Vendor-specific Rules

Since Distro Tracker aims to be extensible, it allows a simple way for vendors to implement functions which are plugged in by core code when necessary.

Vendor-provided functions can be called using the distro_tracker.vendor.common.call() function. The function object itself can be retrieved by using the lower-level distro_tracker.vendor.common.get_callable() function, but this should be avoided.

All vendor-provided functions must be found in the module given by the DISTRO_TRACKER_VENDOR_RULES settings value.

Package Information

Distro Tracker retrieves package information from a set of user-defined repositories. Admin users can add new distro_tracker.core.models.Repository instances through the admin panel. Information from repositories is updated by the task distro_tracker.core.retrieve_data.UpdateRepositoriesTask and it emits events based on changes found in the repositories.

Additional tasks are implemented in distro_tracker.core.retrieve_data which use those events to store pre-calculated (extracted) information ready to be rendered in a variety of contexts (webpage, REST, RDF, etc.).

Distro Tracker also updates the list of existing pseudo packages by using the vendor-provided function get_pseudo_package_list.
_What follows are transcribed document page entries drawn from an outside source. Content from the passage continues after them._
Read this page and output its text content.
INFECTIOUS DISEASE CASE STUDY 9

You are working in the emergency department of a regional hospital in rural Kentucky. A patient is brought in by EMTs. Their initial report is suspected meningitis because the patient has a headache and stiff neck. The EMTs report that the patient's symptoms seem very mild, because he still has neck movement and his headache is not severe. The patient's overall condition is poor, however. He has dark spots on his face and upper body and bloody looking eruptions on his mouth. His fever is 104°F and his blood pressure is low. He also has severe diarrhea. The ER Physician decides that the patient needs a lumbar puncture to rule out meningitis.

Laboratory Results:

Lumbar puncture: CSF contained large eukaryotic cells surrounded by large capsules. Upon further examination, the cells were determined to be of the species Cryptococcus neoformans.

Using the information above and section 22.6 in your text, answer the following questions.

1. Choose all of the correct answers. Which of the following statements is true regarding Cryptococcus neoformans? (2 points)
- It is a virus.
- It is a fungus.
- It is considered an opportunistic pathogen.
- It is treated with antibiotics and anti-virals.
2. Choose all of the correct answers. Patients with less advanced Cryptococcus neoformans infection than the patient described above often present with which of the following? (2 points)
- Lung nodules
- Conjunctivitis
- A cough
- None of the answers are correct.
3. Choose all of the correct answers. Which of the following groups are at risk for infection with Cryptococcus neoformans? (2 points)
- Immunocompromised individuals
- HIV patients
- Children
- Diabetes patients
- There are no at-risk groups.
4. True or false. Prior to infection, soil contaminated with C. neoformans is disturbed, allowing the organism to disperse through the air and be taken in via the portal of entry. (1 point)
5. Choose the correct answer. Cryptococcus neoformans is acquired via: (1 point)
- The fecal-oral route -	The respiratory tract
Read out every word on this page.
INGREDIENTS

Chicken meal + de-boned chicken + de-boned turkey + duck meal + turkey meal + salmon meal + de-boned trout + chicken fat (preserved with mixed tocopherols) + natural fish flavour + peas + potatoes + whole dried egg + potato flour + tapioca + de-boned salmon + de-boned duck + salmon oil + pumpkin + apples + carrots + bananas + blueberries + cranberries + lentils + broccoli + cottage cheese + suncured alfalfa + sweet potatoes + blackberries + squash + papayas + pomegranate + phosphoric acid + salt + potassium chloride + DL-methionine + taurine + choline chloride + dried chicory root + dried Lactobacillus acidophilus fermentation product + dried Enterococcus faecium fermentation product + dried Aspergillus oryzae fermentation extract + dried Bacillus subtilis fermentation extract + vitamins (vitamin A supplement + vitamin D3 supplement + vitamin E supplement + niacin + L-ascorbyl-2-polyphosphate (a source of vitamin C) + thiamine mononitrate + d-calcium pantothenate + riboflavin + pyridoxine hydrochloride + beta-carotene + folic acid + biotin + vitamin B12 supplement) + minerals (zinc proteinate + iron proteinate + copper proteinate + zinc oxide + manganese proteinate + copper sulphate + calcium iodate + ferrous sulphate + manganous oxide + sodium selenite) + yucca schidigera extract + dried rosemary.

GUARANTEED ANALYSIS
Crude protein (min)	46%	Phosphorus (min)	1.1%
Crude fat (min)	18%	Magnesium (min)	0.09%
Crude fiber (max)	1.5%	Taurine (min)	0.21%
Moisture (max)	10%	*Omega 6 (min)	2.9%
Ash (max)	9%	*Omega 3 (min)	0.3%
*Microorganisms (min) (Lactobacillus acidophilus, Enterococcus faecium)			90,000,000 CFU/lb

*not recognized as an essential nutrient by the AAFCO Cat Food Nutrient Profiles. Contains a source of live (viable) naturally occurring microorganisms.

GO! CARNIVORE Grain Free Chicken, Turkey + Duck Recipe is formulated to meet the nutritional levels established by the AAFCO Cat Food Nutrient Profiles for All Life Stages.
All retrieved data can be accessed by using the models found in distro_tracker.core.models. Refer to that module’s documentation for convenient APIs for interacting with the extracted information.

Data model

You may wish to check the data model. This can be done for instance with the following command after having installed ‘django_extensions’ in INSTALLED_APPS (see distro_tracker.project.setup.locals.py):

$ ./manage.py graph_models core | dot -Tpng >graph.png

Web Interface

Panels Framework

Distro Tracker allows an easy way to embed new information on a package Web page. It consists of implementing a subclass of the distro_tracker.core.panels.BasePanel class. Panels can provide the HTML directly or, alternatively, the name of the template which should be included. This template then has to render the panel’s information to the page.

It is recommended that the panel inherits from the core/panels/panel.html template and fills in its contents to the blocks defined in the template, so that the page remains visually consistent. This is not mandatory, however.

Note

All panel classes should be placed in a module called tracker_panels found at the top level of an installed Django app. Panels from apps which are not installed will never appear on a package page.
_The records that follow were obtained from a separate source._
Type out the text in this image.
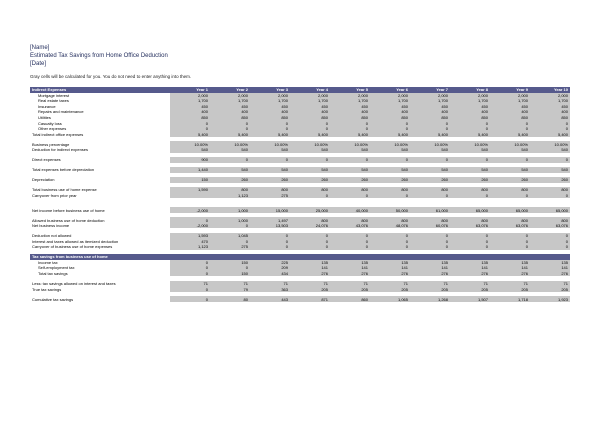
[Name]
Estimated Tax Savings from Home Office Deduction
[Date]
Gray cells will be calculated for you. You do not need to enter anything into them.
Indirect Expenses	Year 1	Year 2	Year 3	Year 4	Year 5	Year 6	Year 7	Year 8	Year 9	Year 10
Mortgage interest	2,000	2,000	2,000	2,000	2,000	2,000	2,000	2,000	2,000	2,000
Real estate taxes	1,700	1,700	1,700	1,700	1,700	1,700	1,700	1,700	1,700	1,700
Insurance	450	450	450	450	450	450	450	450	450	450
Repairs and maintenance	400	400	400	400	400	400	400	400	400	400
Utilities	850	850	850	850	850	850	850	850	850	850
Casualty loss	0	0	0	0	0	0	0	0	0	0
Other expenses	0	0	0	0	0	0	0	0	0	0
Total indirect office expenses	5,400	5,400	5,400	5,400	5,400	5,400	5,400	5,400	5,400	5,400

Business percentage	10.00%	10.00%	10.00%	10.00%	10.00%	10.00%	10.00%	10.00%	10.00%	10.00%
Deduction for indirect expenses	540	540	540	540	540	540	540	540	540	540

Direct expenses	900	0	0	0	0	0	0	0	0	0

Total expenses before depreciation	1,440	540	540	540	540	540	540	540	540	540

Depreciation	150	260	260	260	260	260	260	260	260	260

Total business use of home expense	1,590	800	800	800	800	800	800	800	800	800
Carryover from prior year		1,123	275	0	0	0	0	0	0	0

Net income before business use of home	-2,000	1,000	15,000	25,000	40,000	50,000	61,000	65,000	65,000	65,000

Allowed business use of home deduction	0	1,000	1,497	800	800	800	800	800	800	800
Net business income	-2,000	0	13,503	24,076	43,076	48,076	60,076	63,076	63,076	63,076

Deduction not allowed	1,593	1,045	0	0	0	0	0	0	0	0
Interest and taxes allowed as itemized deduction	470	0	0	0	0	0	0	0	0	0
Carryover of business use of home expenses	1,123	275	0	0	0	0	0	0	0	0

Tax savings from business use of home										
Income tax	0	150	225	135	135	135	135	135	135	135
Self-employment tax	0	0	209	141	141	141	141	141	141	141
Total tax savings	0	150	434	276	276	276	276	276	276	276

Less: tax savings allowed on interest and taxes	71	71	71	71	71	71	71	71	71	71
True tax savings	0	79	363	205	205	205	205	205	205	205

Cumulative tax savings	0	80	443	871	860	1,065	1,268	1,507	1,718	1,923
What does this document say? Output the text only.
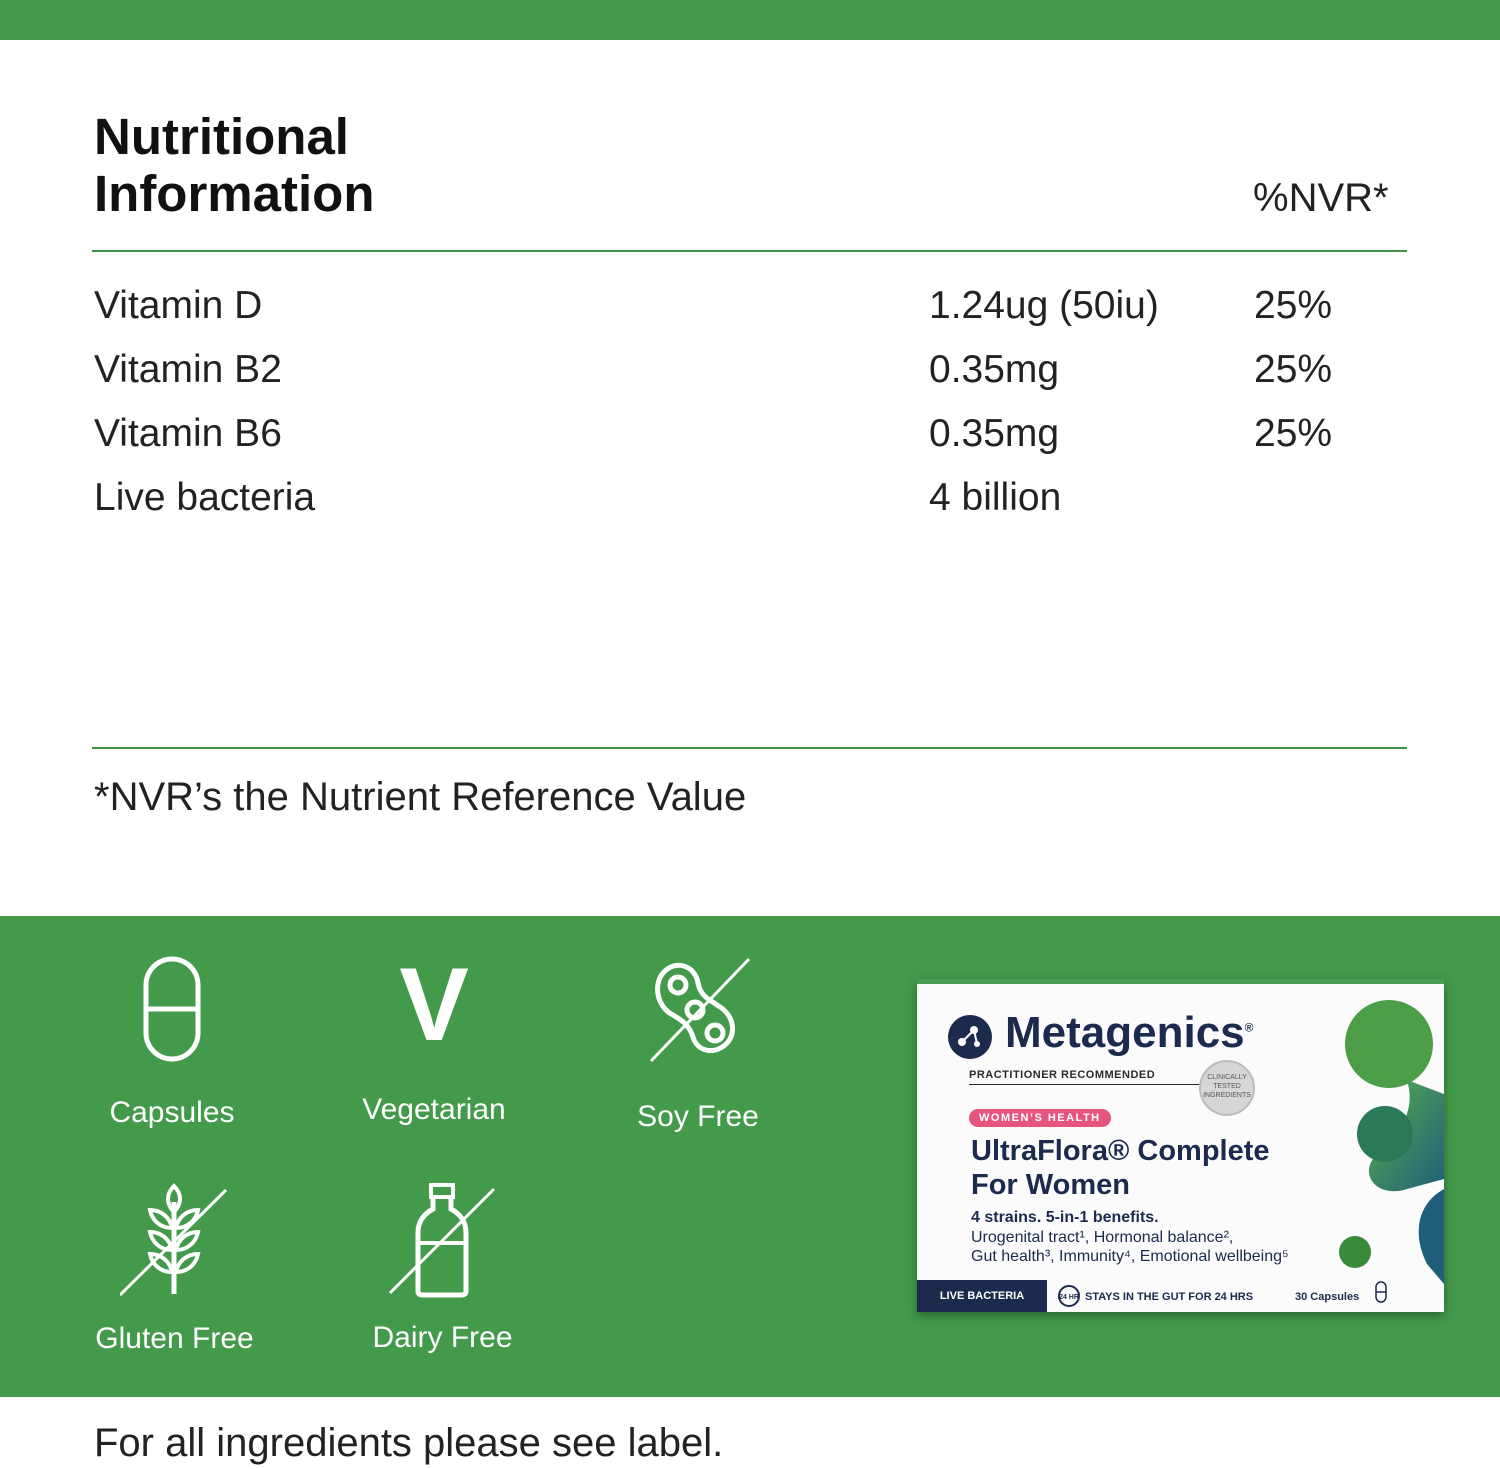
Nutritional
Information	%NVR*
Vitamin D	1.24ug (50iu) 25%
Vitamin B2	0.35mg	25%
Vitamin B6	0.35mg	25%
Live bacteria	4 billion
*NVR’s the Nutrient Reference Value
Capsules
V
Vegetarian	Soy Free
Gluten Free	Dairy Free
Metagenics®
PRACTITIONER RECOMMENDED	CLINICALLY TESTED INGREDIENTS
WOMEN’S HEALTH
UltraFlora® Complete
For Women
4 strains. 5-in-1 benefits.
Urogenital tract¹, Hormonal balance²,
Gut health³, Immunity⁴, Emotional wellbeing⁵
LIVE BACTERIA	24 HR STAYS IN THE GUT FOR 24 HRS	30 Capsules
For all ingredients please see label.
Distro Tracker implements some general panels which could be used by any vendor. Refer to the documentation of each panel in distro_tracker.core.panels to see any possible ways of augmenting their information by implementing vendor-specific functions.

Views and Templates

The core views are found in distro_tracker.core.views and are extremely thin.

The package page view only finds the correct package model instance and passes it on to available panels. It renders a template which includes each panel within the skeleton of the page.

Other core views are in charge of a redirect of legacy package URLs, package search and package autocomplete.

Client-side Functionality

The client-side implements a simple autocomplete form for searching packages. It uses Javascript to call an HTTP endpoint implemented by one of the views.

The HTML of the pages uses the HTML5 standard.

The Bootstrap front-end framework is used for the GUI.